A Reader Writes:
My youngest is 17 months and sleeping with us. We are all happy with this arrangement but we are due to have another baby in 3 months and I would like to hear about people’s experiences with co-sleeping with two babies. Is it possible? Is it lunacy? She is no longer breastfed but still wakes with teething and I can see that happening for quite a while. Also, since she has stopped feeding, she goes down for a sleep with a bottle and a cuddle from me if necessary. I lie down next to her and she relaxes and goes to sleep. I love this time and part of me hates to lose it. But am I being unrealistic? The other part of me thinks “get her used to going to sleep in the crib by herself so it’s not so traumatic when the baby comes.”
We have never officially called it co-sleeping with two babies, but we surely have had multiple children in our bed at night. Sometimes it’s nice and sometimes it’s … really, really not. They key is figuring out and doing what works best for your family regardless of what the books, the mothers-in-law, the friends, and other “experts” might tell you. You probably won’t know exactly how you will like multiple co-sleeping until it happens.

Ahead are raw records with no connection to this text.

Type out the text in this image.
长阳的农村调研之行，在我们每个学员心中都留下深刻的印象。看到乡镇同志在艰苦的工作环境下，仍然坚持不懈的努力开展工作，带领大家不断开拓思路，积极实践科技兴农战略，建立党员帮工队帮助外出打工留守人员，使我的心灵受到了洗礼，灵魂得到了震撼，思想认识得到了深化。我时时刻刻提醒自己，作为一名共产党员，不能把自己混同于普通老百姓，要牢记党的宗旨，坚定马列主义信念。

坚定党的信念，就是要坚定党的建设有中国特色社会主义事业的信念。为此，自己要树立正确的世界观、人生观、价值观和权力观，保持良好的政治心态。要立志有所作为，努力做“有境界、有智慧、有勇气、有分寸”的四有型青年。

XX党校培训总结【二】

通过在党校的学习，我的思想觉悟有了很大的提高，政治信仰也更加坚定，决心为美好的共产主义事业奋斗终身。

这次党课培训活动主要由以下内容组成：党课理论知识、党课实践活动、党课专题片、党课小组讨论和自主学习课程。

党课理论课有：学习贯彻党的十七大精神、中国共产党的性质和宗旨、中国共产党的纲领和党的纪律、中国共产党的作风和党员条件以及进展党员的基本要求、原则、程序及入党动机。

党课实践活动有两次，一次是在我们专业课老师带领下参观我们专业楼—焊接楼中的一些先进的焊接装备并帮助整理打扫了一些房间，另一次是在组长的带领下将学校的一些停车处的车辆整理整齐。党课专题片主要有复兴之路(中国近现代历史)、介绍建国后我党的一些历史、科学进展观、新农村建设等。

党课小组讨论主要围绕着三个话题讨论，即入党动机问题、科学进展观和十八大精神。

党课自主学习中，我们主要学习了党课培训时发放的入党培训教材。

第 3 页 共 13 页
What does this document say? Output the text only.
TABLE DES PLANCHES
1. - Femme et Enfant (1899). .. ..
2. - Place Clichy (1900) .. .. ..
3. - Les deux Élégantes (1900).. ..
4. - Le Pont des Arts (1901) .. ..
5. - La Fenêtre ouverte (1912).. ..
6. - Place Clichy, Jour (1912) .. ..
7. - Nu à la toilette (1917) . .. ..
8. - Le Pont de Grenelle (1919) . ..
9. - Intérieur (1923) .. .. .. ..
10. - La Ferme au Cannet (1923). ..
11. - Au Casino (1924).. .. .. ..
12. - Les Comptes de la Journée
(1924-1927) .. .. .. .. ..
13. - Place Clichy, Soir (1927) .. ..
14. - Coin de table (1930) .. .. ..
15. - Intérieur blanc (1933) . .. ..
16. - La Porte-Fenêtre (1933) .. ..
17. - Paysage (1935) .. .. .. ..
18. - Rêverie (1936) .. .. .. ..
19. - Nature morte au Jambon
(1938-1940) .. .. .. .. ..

For now, I think the key words you have used are “I love this time.” If you love your current sleep arrangements you should not feel pressured change them in anticipation of the new baby’s arrival. Every baby, every toddler, every mother, and every father is unique. They all have different needs and different preferences. I would suggest you keep an open mind and remain flexible about your family’s sleep arrangements as you head into the coming months. You might all co-sleep and love it. Or you (or Dad) might find your sleep is too disturbed and you need to find ways to encourage the toddler to sleep on her own. Be open to doing whatever works best for your family – even if it’s not what you envisioned as “ideal” all those years ago before you had children – and it will work out best for your family.